Ist Ihnen Unkel zur kleinen Heimat geworden?

Lurz: Ja, meine Wohnlage am Rhein, die wunderschöne Kirche mit ihrer Geschichte und der gute Unkeler Wein haben dazu beigetragen. Den Sonnenauf- und -untergang erlebe ich mit den Jahreszeiten, das ist oft ein Schauspiel.

Da ist der weite Blick auf den Strom, von dem aus Sie aufgebrochen sind… Und da sind Bilder und Fotos hier in ihrem heimischen Domizil, auch mit Päpsten.

Lurz: Die Begegnungen mit der Kirche auf den Philippinen, im Heiligen Land und in Frankreich haben mein Kirchenbild weit gemacht. Ich erinnere mich gern an das Heilige Jahr 1975, als wir mit 500 Pilgern aus Kaarst nach Rom reisten. Damit verbunden ist die Begegnung mit Papst Paul VI., dem ich das von Egino Weinert für ihn bestimmte Kreuz überreichte. Er sagte: „Wenn Sie wüssten, welche Freude Sie mir damit machen.“ Oder da ist das Bild vom Jesuskind auf der Dornenkrone: Als ich den Maler Walter Habdank besuchte und das Bild sah, hat es mich sofort in seinen Bann gezogen.

Bedrückt Sie, dass sich so viele Menschen von der Kirche abwenden?
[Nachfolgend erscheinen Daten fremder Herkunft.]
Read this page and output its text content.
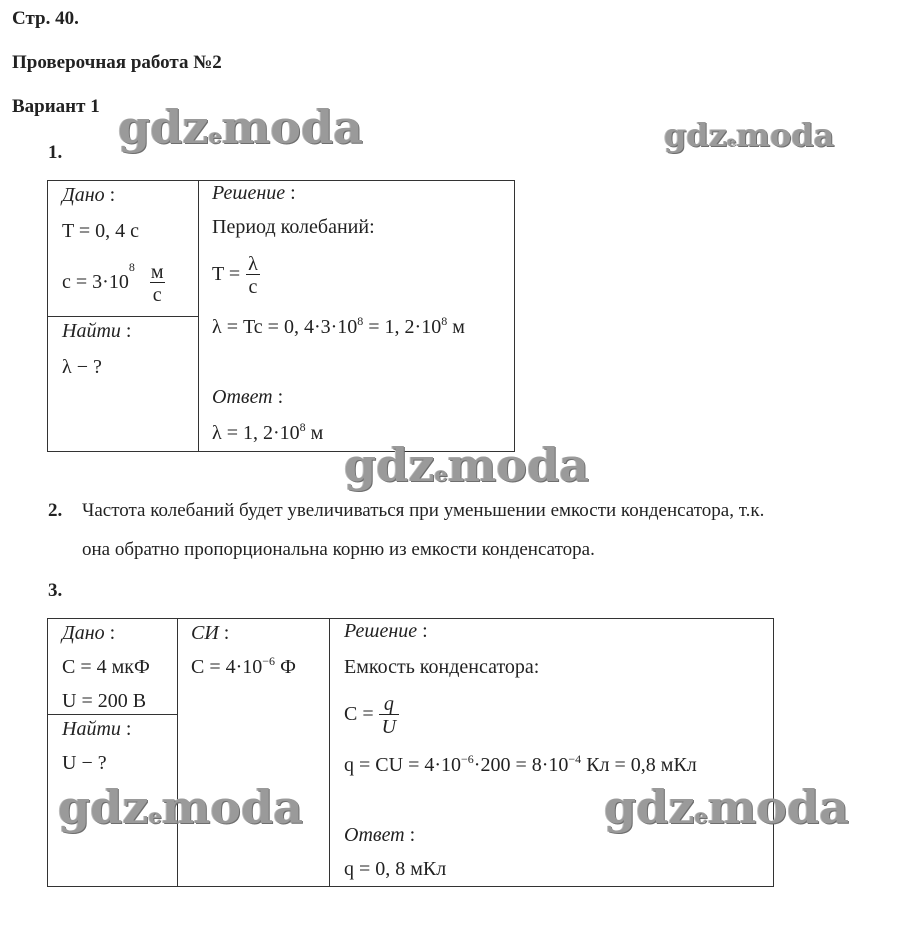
Стр. 40.
Проверочная работа №2
Вариант 1
1.
Дано :
T = 0, 4 с
$c = 3\cdot 10^8 \frac{м}{с}$
Найти :
λ − ?
Решение :
Период колебаний:
$T = \frac{\lambda}{c}$
λ = Tc = 0, $4\cdot 3\cdot 10^8 = 1$, $2\cdot 10^8$ м
Ответ :
λ = 1, $2\cdot 10^8$ м
2. Частота колебаний будет увеличиваться при уменьшении емкости конденсатора, т.к.
она обратно пропорциональна корню из емкости конденсатора.
3.
Дано :
C = 4 мкФ
U = 200 В
Найти :
U − ?
СИ :
$C = 4\cdot 10^{-6}$ Ф
Решение :
Емкость конденсатора:
$C = \frac{q}{U}$
q = CU = $4\cdot 10^{-6}\cdot 200 = 8\cdot 10^{-4}$ Кл = 0,8 мКл
Ответ :
q = 0, 8 мКл
gdzemoda	gdzemoda
gdzemoda
gdzemoda	gdzemoda
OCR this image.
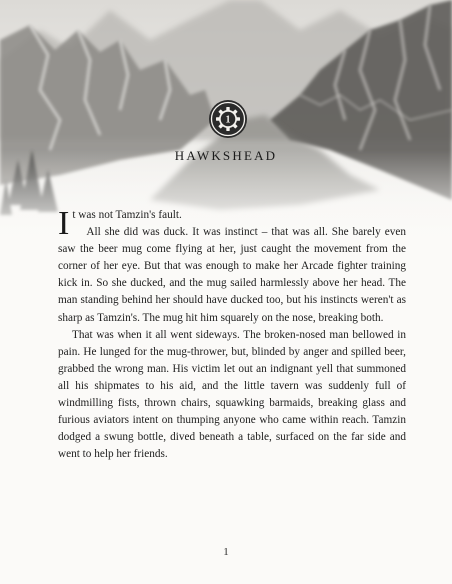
1
HAWKSHEAD

It was not Tamzin's fault.

All she did was duck. It was instinct – that was all. She barely even saw the beer mug come flying at her, just caught the movement from the corner of her eye. But that was enough to make her Arcade fighter training kick in. So she ducked, and the mug sailed harmlessly above her head. The man standing behind her should have ducked too, but his instincts weren't as sharp as Tamzin's. The mug hit him squarely on the nose, breaking both.

That was when it all went sideways. The broken-nosed man bellowed in pain. He lunged for the mug-thrower, but, blinded by anger and spilled beer, grabbed the wrong man. His victim let out an indignant yell that summoned all his shipmates to his aid, and the little tavern was suddenly full of windmilling fists, thrown chairs, squawking barmaids, breaking glass and furious aviators intent on thumping anyone who came within reach. Tamzin dodged a swung bottle, dived beneath a table, surfaced on the far side and went to help her friends.

1
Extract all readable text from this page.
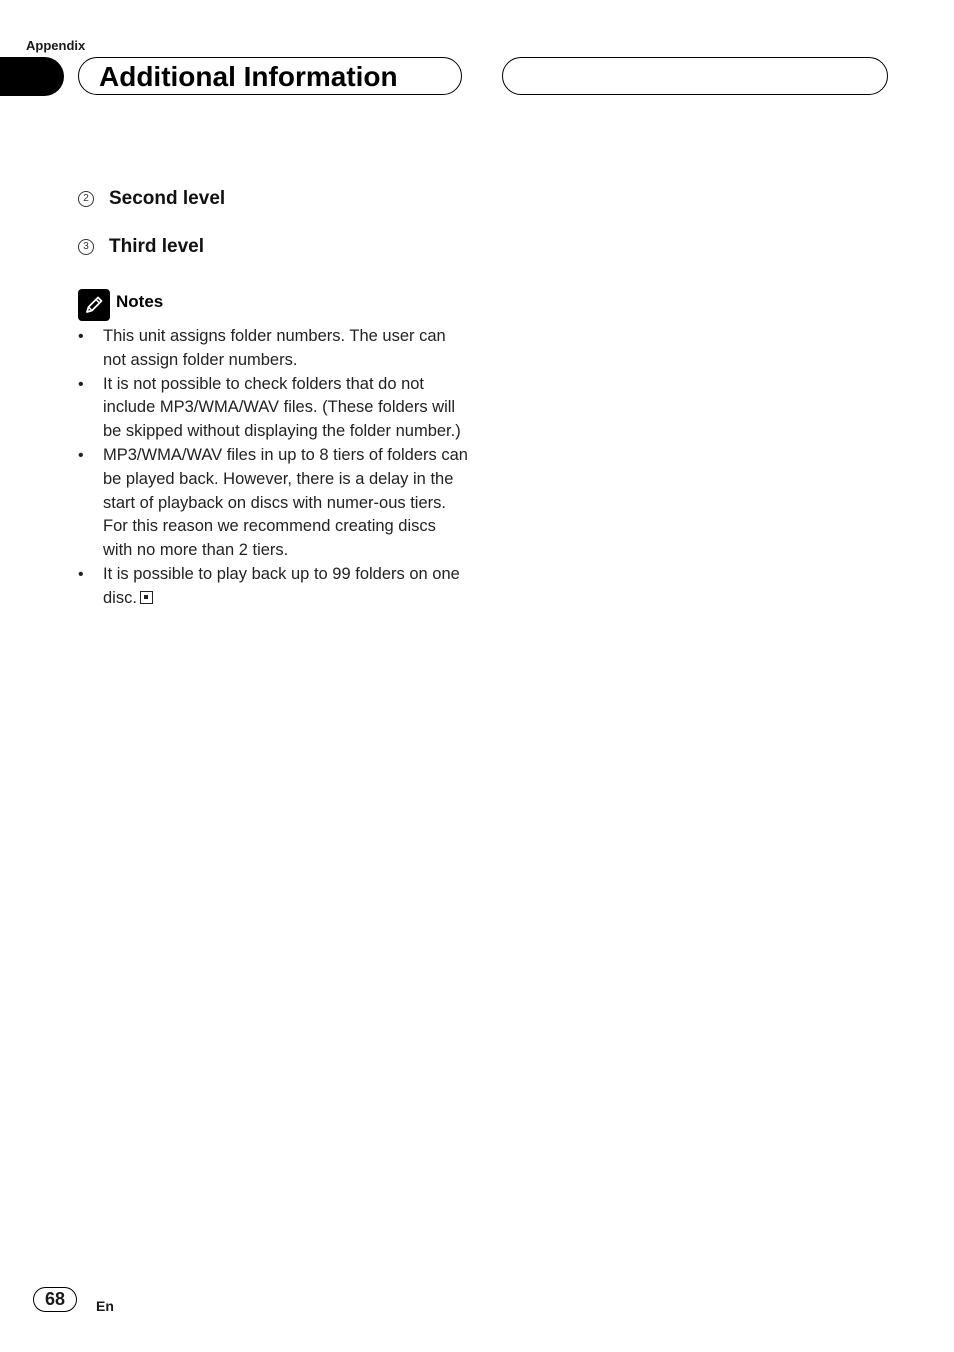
Appendix
Additional Information
2 Second level
3 Third level
Notes
• This unit assigns folder numbers. The user can not assign folder numbers.
• It is not possible to check folders that do not include MP3/WMA/WAV files. (These folders will be skipped without displaying the folder number.)
• MP3/WMA/WAV files in up to 8 tiers of folders can be played back. However, there is a delay in the start of playback on discs with numer-ous tiers. For this reason we recommend creating discs with no more than 2 tiers.
• It is possible to play back up to 99 folders on one disc.
68	En
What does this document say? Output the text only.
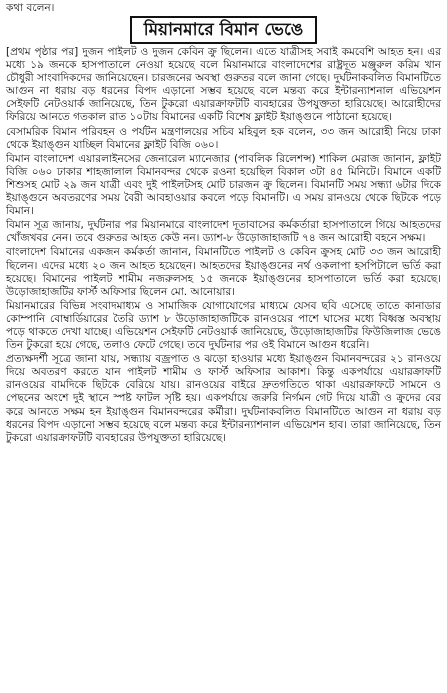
কথা বলেন।

মিয়ানমারে বিমান ভেঙে

[প্রথম পৃষ্ঠার পর] দুজন পাইলট ও দুজন কেবিন ক্রু ছিলেন। এতে যাত্রীসহ সবাই কমবেশি আহত হন। এর মধ্যে ১৯ জনকে হাসপাতালে নেওয়া হয়েছে বলে মিয়ানমারে বাংলাদেশের রাষ্ট্রদূত মঞ্জুরুল করিম খান চৌধুরী সাংবাদিকদের জানিয়েছেন। চারজনের অবস্থা গুরুতর বলে জানা গেছে। দুর্ঘটনাকবলিত বিমানটিতে আগুন না ধরায় বড় ধরনের বিপদ এড়ানো সম্ভব হয়েছে বলে মন্তব্য করে ইন্টারন্যাশনাল এভিয়েশন সেইফটি নেটওয়ার্ক জানিয়েছে, তিন টুকরো এয়ারক্রাফটটি ব্যবহারের উপযুক্ততা হারিয়েছে। আরোহীদের ফিরিয়ে আনতে গতকাল রাত ১০টায় বিমানের একটি বিশেষ ফ্লাইট ইয়াঙ্গুনে পাঠানো হয়েছে।

বেসামরিক বিমান পরিবহন ও পর্যটন মন্ত্রণালয়ের সচিব মহিবুল হক বলেন, ৩৩ জন আরোহী নিয়ে ঢাকা থেকে ইয়াঙ্গুন যাচ্ছিল বিমানের ফ্লাইট বিজি ০৬০।

বিমান বাংলাদেশ এয়ারলাইনসের জেনারেল ম্যানেজার (পাবলিক রিলেশন্স) শাকিল মেরাজ জানান, ফ্লাইট বিজি ০৬০ ঢাকার শাহজালাল বিমানবন্দর থেকে রওনা হয়েছিল বিকাল ৩টা ৪৫ মিনিটে। বিমানে একটি শিশুসহ মোট ২৯ জন যাত্রী এবং দুই পাইলটসহ মোট চারজন ক্রু ছিলেন। বিমানটি সময় সন্ধ্যা ৬টার দিকে ইয়াঙ্গুনে অবতরণের সময় বৈরী আবহাওয়ার কবলে পড়ে বিমানটি। এ সময় রানওয়ে থেকে ছিটকে পড়ে বিমান।

বিমান সূত্র জানায়, দুর্ঘটনার পর মিয়ানমারে বাংলাদেশ দূতাবাসের কর্মকর্তারা হাসপাতালে গিয়ে আহতদের খোঁজখবর নেন। তবে গুরুতর আহত কেউ নন। ড্যাশ-৮ উড়োজাহাজটি ৭৪ জন আরোহী বহনে সক্ষম।

বাংলাদেশ বিমানের একজন কর্মকর্তা জানান, বিমানটিতে পাইলট ও কেবিন ক্রুসহ মোট ৩৩ জন আরোহী ছিলেন। এদের মধ্যে ২০ জন আহত হয়েছেন। আহতদের ইয়াঙ্গুনের নর্থ ওকলাপা হসপিটালে ভর্তি করা হয়েছে। বিমানের পাইলট শামীম নজরুলসহ ১৫ জনকে ইয়াঙ্গুনের হাসপাতালে ভর্তি করা হয়েছে। উড়োজাহাজটির ফার্স্ট অফিসার ছিলেন মো. আনোয়ার।

মিয়ানমারের বিভিন্ন সংবাদমাধ্যম ও সামাজিক যোগাযোগের মাধ্যমে যেসব ছবি এসেছে তাতে কানাডার কোম্পানি বোম্বার্ডিয়ারের তৈরি ড্যাশ ৮ উড়োজাহাজটিকে রানওয়ের পাশে ঘাসের মধ্যে বিধ্বস্ত অবস্থায় পড়ে থাকতে দেখা যাচ্ছে। এভিয়েশন সেইফটি নেটওয়ার্ক জানিয়েছে, উড়োজাহাজটির ফিউজিলাজ ভেঙে তিন টুকরো হয়ে গেছে, তলাও ফেটে গেছে। তবে দুর্ঘটনার পর ওই বিমানে আগুন ধরেনি।

প্রত্যক্ষদর্শী সূত্রে জানা যায়, সন্ধ্যায় বজ্রপাত ও ঝড়ো হাওয়ার মধ্যে ইয়াঙ্গুন বিমানবন্দরের ২১ রানওয়ে দিয়ে অবতরণ করতে যান পাইলট শামীম ও ফার্স্ট অফিসার আকাশ। কিন্তু একপর্যায়ে এয়ারক্রাফটি রানওয়ের বামদিকে ছিটকে বেরিয়ে যায়। রানওয়ের বাইরে দ্রুতগতিতে থাকা এয়ারক্রাফটে সামনে ও পেছনের অংশে দুই স্থানে স্পষ্ট ফাটল সৃষ্টি হয়। একপর্যায়ে জরুরি নির্গমন গেট দিয়ে যাত্রী ও ক্রুদের বের করে আনতে সক্ষম হন ইয়াঙ্গুন বিমানবন্দরের কর্মীরা। দুর্ঘটনাকবলিত বিমানটিতে আগুন না ধরায় বড় ধরনের বিপদ এড়ানো সম্ভব হয়েছে বলে মন্তব্য করে ইন্টারন্যাশনাল এভিয়েশন হাব। তারা জানিয়েছে, তিন টুকরো এয়ারক্রাফটটি ব্যবহারের উপযুক্ততা হারিয়েছে।
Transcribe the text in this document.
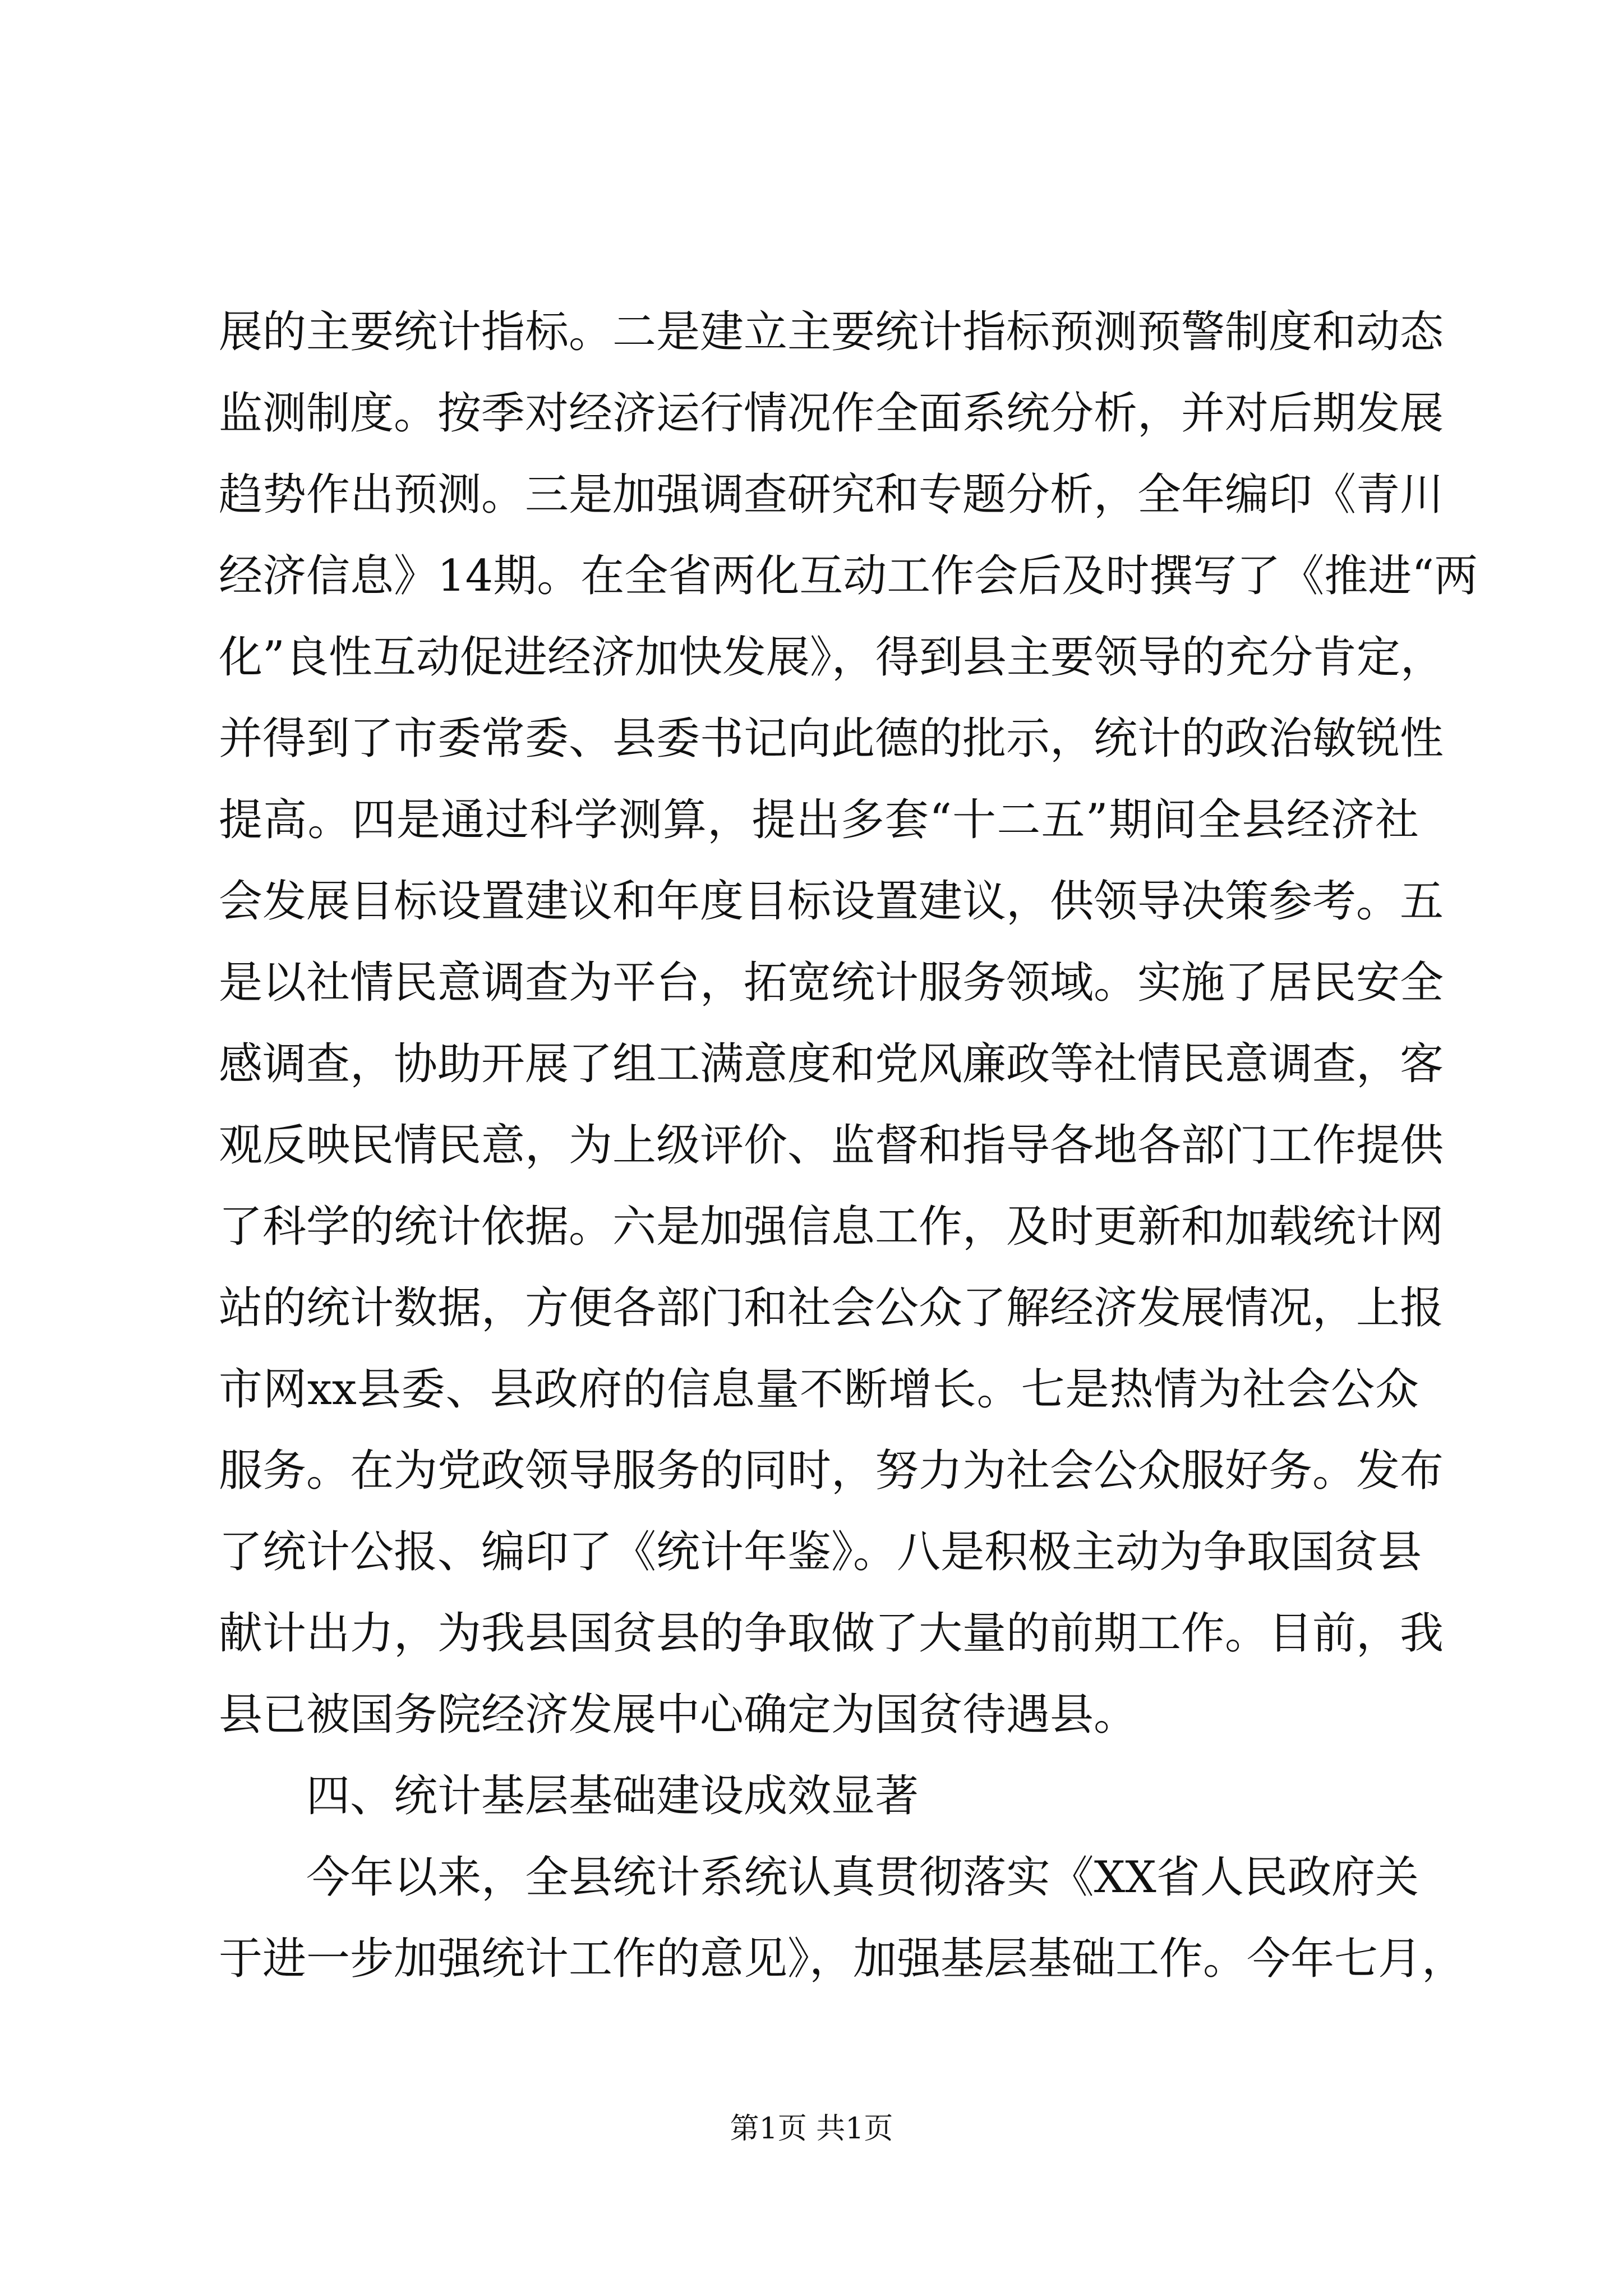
展的主要统计指标。二是建立主要统计指标预测预警制度和动态
监测制度。按季对经济运行情况作全面系统分析，并对后期发展
趋势作出预测。三是加强调查研究和专题分析，全年编印《青川
经济信息》14期。在全省两化互动工作会后及时撰写了《推进“两
化”良性互动促进经济加快发展》，得到县主要领导的充分肯定，
并得到了市委常委、县委书记向此德的批示，统计的政治敏锐性
提高。四是通过科学测算，提出多套“十二五”期间全县经济社
会发展目标设置建议和年度目标设置建议，供领导决策参考。五
是以社情民意调查为平台，拓宽统计服务领域。实施了居民安全
感调查，协助开展了组工满意度和党风廉政等社情民意调查，客
观反映民情民意，为上级评价、监督和指导各地各部门工作提供
了科学的统计依据。六是加强信息工作，及时更新和加载统计网
站的统计数据，方便各部门和社会公众了解经济发展情况，上报
市网xx县委、县政府的信息量不断增长。七是热情为社会公众
服务。在为党政领导服务的同时，努力为社会公众服好务。发布
了统计公报、编印了《统计年鉴》。八是积极主动为争取国贫县
献计出力，为我县国贫县的争取做了大量的前期工作。目前，我
县已被国务院经济发展中心确定为国贫待遇县。
四、统计基层基础建设成效显著
今年以来，全县统计系统认真贯彻落实《XX省人民政府关
于进一步加强统计工作的意见》，加强基层基础工作。今年七月，
第1页 共1页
Lurz: Ja, selbst dann, wenn Eltern engagiert sind, werden Kinder selten davon berührt.

Welche Erklärung haben Sie dafür?

Lurz: Die Lebenswelt ist innerlich so aufgelöst, unterliegt einer Erosion, Traditionen zerbröseln. Das tut weh und macht mich zum Teil auch ratlos. Wir haben unseren tollen Papst Franziskus, der zu seinem 80. Geburtstag Obdachlose zum Frühstück einlädt. Man muss diese Handlung richtig übersetzen, um zu begreifen, was das für das Selbstverständnis von Kirche bedeutet.

Wie feiern Sie Ihren 80. Geburtstag, Monsignore Lurz?

Lurz: Ich bin zu Hause, wer kommt, ist herzlich willkommen.